Ben S. Bernanke, en “The Federal Reserve and the financial crisis” (2013) nos relata la situación de esos días al otro lado del Atlántico. En 1979, bajo los auspicios del presidente James Carter, fue designado como presidente de la Reserva Federal Paul Volcker, con el propósito de domar la inflación. A finales de ese año, Volcker decidió romper con la tradición seguida y permitir a la Reserva Federal una intensa elevación de los tipos de interés. Las medidas funcionaron y la inflación se redujo en los años posteriores al 3 por ciento aproximadamente. Como contrapartida, la financiación a la que pudieron acceder los consumidores y empresas pasó a ser mucho más cara. Bernanke nos recuerda, con una anécdota personal, que hacia 1981 o 1982, recién graduado, pretendía comprar una casa y que el tipo de interés de un préstamo hipotecario con un plazo de amortización de 30 años era del 18,5 por ciento.
Lo que nos llama la atención ahora son los tipos de interés de los préstamos hipotecarios para adquirir la vivienda habitual, cercanos al 20 por ciento. Y nos choca lo que afirma Ónega: en apenas tres años, a pesar de la crisis, la cuota del préstamo se quedaba pequeña. Los préstamos eran de menor importe y duración, pero el hecho de que los salarios, sin menoscabo por la crisis, estuvieran indexados a la inflación, permitía esta paradoja. Un mejor reparto de la producción empresarial, en el que parte del pastel se la quedaban los trabajadores, también coadyuvaba a este fin.

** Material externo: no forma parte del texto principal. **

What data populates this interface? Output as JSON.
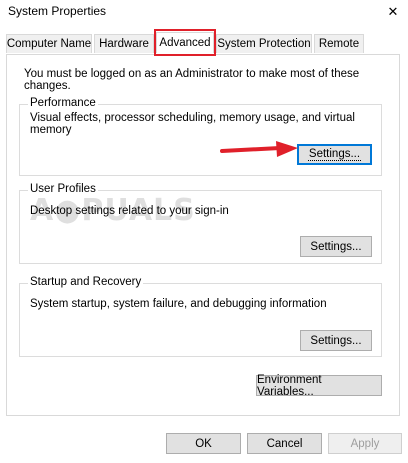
{
  "window": {
    "title": "System Properties",
    "close_glyph": "✕"
  },
  "tabs": [
    {
      "label": "Computer Name"
    },
    {
      "label": "Hardware"
    },
    {
      "label": "Advanced"
    },
    {
      "label": "System Protection"
    },
    {
      "label": "Remote"
    }
  ],
  "active_tab": "Advanced",
  "advanced": {
    "admin_note": "You must be logged on as an Administrator to make most of these changes.",
    "performance": {
      "title": "Performance",
      "description": "Visual effects, processor scheduling, memory usage, and virtual memory",
      "button": "Settings..."
    },
    "user_profiles": {
      "title": "User Profiles",
      "description": "Desktop settings related to your sign-in",
      "button": "Settings..."
    },
    "startup_recovery": {
      "title": "Startup and Recovery",
      "description": "System startup, system failure, and debugging information",
      "button": "Settings..."
    },
    "env_button": "Environment Variables..."
  },
  "footer": {
    "ok": "OK",
    "cancel": "Cancel",
    "apply": "Apply"
  },
  "colors": {
    "annotation_red": "#e0202a",
    "focus_blue": "#0078d7"
  }
}
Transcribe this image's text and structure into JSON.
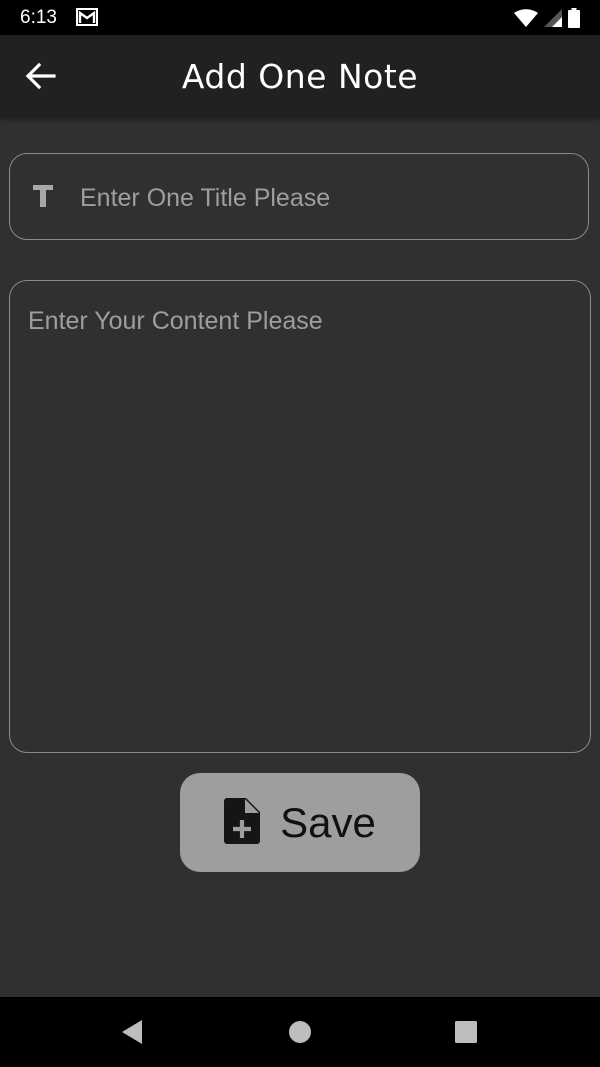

En contraposición, en 2015, con préstamos hipotecarios con tipos de interés mínimos, que incluso cuando existe una cláusula suelo son muy bajos si los comparamos con los de los últimos setenta y primeros ochenta, las familias tienen enormes dificultades para mantener la cabeza por encima del agua. Hoy no hay inflación, pero los salarios están referenciados no a la subida de los precios sino a la productividad medida en términos de incremento del PIB.Algo no va bien.